Il s’agit aussi toujours de rencontres, de hasards et de passions.
Très tôt j’ai été interessée par la peinture, la litterature, la poésie, la musique et j’étais très nerveuse à l’idée de ne pas savoir comment réunir tout cela. J’étais aussi très curieuse, et bien que très peureuse je voulais toujours me confronter à de nouvelles situations, de nouvelles personnes et de nouveaux pays.
Je suis née à Salzbourg six ans après la fin de la deuxième guerre mondiale.

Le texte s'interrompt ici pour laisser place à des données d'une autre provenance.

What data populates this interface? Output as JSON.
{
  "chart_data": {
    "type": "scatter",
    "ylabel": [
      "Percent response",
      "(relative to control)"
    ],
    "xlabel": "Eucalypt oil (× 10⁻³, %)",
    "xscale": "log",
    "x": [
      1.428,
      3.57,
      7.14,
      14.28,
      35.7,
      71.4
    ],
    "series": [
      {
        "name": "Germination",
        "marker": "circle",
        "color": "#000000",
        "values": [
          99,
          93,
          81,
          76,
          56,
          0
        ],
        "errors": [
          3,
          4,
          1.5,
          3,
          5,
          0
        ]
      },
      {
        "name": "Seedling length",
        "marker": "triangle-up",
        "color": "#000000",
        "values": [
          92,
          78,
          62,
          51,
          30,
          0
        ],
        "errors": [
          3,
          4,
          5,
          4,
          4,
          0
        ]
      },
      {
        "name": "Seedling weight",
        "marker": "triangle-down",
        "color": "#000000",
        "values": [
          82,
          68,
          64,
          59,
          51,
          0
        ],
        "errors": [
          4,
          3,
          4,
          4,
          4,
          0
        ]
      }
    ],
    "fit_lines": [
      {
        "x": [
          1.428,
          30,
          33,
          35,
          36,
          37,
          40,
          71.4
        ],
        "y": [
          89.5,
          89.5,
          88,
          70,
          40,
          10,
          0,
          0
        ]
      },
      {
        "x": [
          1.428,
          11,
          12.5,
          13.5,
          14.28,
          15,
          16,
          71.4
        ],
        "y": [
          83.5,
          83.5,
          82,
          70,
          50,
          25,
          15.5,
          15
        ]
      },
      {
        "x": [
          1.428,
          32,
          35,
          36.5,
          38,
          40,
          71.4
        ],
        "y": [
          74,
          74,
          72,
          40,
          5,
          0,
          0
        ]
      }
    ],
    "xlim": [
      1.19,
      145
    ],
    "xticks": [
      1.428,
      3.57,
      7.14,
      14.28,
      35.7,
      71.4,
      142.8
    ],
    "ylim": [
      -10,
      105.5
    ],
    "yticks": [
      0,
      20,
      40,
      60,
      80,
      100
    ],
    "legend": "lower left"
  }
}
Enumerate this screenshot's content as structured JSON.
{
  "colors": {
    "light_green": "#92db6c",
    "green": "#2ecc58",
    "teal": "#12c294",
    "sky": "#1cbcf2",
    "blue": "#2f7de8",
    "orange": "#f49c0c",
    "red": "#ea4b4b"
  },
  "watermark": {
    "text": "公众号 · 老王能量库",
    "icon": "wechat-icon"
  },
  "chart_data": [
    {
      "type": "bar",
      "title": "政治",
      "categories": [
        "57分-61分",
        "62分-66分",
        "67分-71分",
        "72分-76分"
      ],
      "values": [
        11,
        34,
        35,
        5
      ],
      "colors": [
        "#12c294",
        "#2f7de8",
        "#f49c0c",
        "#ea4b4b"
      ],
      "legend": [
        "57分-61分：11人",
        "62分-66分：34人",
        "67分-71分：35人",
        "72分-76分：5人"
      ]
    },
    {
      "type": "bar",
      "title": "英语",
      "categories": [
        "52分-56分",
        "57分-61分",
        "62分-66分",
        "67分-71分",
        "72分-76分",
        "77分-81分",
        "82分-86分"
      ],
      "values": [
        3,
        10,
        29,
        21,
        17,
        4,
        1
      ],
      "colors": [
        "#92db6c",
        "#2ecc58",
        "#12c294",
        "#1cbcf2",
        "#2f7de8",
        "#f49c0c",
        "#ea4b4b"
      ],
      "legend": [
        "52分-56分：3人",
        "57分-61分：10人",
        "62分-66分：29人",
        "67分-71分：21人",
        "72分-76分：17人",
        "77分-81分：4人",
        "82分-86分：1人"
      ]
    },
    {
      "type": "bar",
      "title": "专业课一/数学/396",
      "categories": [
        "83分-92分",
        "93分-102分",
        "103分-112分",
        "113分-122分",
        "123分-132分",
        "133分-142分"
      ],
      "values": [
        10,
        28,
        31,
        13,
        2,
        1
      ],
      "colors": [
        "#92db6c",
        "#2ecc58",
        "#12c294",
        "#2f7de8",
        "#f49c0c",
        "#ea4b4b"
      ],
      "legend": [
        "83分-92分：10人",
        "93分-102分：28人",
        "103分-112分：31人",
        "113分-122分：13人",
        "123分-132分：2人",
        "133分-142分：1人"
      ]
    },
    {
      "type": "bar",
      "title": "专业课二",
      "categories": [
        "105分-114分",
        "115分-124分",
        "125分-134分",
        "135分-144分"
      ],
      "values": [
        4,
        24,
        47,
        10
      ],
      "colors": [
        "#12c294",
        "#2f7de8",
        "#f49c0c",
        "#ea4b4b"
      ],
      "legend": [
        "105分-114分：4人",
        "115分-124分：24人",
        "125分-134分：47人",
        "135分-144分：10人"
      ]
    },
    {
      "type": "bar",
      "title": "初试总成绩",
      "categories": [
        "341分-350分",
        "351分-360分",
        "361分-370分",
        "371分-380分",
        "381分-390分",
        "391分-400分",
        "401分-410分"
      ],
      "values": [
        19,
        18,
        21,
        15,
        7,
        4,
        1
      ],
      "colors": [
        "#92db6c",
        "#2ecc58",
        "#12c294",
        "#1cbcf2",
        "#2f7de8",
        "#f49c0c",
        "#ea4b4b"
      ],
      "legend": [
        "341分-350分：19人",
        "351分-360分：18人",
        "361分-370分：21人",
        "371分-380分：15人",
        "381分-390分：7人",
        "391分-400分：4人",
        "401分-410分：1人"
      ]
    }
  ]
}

Et bien que je n’aie jamais vécu à Salzbourg (aujourd’hui c’est mon second lieu de résidence), cette ville a été un point névralgique dans ma vie: c’est là que mes parents se sont rencontrés, où je suis née, où j’ai appris la mort de ma mère, où j’ai rencontré l’homme avec lequel je partage ma vie.
Mon père a du quitter l’Allemagne à l’âge de treize ans avec sa mère et sa soeur. Son oncle (et sa femme), qui était photographe de guerre officiel pendant la première guerre mondiale et qui travaillait dans l’entreprise familiale (négociants en vin à Bad Kreuznach) est resté en Allemagne jusqu’en 1940. Il était alors trop tard pour prendre le bateau vers l’Amérique. Il a dû prendre le transsibérien. Je possède le passeport qu’il a utilisé avec tous les tampons et visas.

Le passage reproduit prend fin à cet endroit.